Capital Gains Distributions
Mutual fund capital gains distributions are often misunderstood and can be an unpleasant surprise for investors with taxable accounts. No investor sets out to pay more taxes than necessary when selecting mutual funds. However, capital gains distributions can catch you off guard if you are not familiar with what they are and how they work. It is important to educate yourself now about capital gains distributions and how they might affect your tax bill every April.
Each year, generally in November and December, mutual fund shareholders face the possibility of receiving capital gains distributions. These capital gains distributions are the result of fund managers selling shares of underlying holdings within the fund during the taxable year. If the fund manager decides to sell a stock that has appreciated in price, the fund manager must distribute the gains to mutual fund shareholders. The distribution is taxable to the fund shareholders unless the fund is held in a qualified account (IRA, 401(k), etc.).
For example: ABC mutual fund purchased one share of stock 25 years ago for $1. Today the position is worth $50. This results in a long‐term capital gain of $49. When the fund sells the underlying stock, the fund must distribute the gains to current shareholders and the shareholders must report the gain on their personal tax return.

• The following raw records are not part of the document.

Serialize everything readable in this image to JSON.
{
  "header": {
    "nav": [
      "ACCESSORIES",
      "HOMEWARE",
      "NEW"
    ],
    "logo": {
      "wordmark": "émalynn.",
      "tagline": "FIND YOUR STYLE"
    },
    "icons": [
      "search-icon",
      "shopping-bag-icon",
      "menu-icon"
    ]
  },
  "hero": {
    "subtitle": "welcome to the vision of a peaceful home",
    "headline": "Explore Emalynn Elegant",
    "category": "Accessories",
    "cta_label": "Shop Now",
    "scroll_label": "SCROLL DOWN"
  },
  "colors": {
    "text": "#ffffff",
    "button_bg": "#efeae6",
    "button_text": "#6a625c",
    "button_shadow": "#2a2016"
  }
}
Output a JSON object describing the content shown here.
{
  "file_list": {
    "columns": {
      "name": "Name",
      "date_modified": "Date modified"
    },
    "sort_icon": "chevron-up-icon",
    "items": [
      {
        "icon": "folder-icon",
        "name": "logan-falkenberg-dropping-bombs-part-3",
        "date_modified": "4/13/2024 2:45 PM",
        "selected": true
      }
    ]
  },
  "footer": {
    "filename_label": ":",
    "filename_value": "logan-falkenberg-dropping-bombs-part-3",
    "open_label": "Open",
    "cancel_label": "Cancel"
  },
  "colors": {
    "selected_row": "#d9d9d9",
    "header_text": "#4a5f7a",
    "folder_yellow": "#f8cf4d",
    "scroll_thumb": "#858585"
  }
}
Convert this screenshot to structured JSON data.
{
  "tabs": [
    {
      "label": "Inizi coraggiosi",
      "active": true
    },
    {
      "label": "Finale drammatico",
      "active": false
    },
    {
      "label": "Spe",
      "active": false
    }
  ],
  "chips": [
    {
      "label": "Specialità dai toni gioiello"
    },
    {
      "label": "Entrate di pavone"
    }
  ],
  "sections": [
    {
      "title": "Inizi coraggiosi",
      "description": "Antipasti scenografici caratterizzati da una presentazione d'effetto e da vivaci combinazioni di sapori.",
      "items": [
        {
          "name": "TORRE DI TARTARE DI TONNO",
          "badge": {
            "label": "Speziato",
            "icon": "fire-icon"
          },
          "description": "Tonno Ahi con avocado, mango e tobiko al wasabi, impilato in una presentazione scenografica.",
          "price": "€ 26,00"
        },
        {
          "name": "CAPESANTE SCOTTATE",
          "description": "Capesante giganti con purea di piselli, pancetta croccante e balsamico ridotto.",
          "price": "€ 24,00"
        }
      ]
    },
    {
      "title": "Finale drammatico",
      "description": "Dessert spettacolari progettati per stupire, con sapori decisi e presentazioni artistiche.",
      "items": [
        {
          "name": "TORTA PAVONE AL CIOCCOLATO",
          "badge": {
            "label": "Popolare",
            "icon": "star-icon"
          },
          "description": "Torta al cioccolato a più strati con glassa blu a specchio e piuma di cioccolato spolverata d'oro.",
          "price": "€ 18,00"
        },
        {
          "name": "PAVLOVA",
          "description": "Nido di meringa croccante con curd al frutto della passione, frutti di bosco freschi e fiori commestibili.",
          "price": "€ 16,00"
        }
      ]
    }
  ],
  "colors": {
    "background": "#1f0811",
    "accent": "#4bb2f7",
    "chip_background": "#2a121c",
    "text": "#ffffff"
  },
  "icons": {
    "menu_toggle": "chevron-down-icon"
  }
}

These gains are treated as either short‐ or long‐term capital gains, so any short‐term capital gains will be taxed as ordinary income rates while long‐term gains receive preferential tax treatment.
Investors typically focus on maximizing their returns, and rightfully so. However, focusing on return and ignoring other factors, in this case potential capital gains distribution tax, can have the effect of lowering your total after‐tax return. If you own mutual funds in a taxable account, you may want to focus on low‐turnover funds, which include index funds and tax‐efficient mutual funds. Savant utilizes low‐turnover, tax‐efficient mutual funds that are designed to avoid unnecessary taxes. By doing this, investors are able to keep more of their return instead of paying it back to the government in April.
This is intended for informational purposes only and should not be construed as legal, investment or financial advice. Please consult your legal, investment and financial professionals regarding your specific circumstances.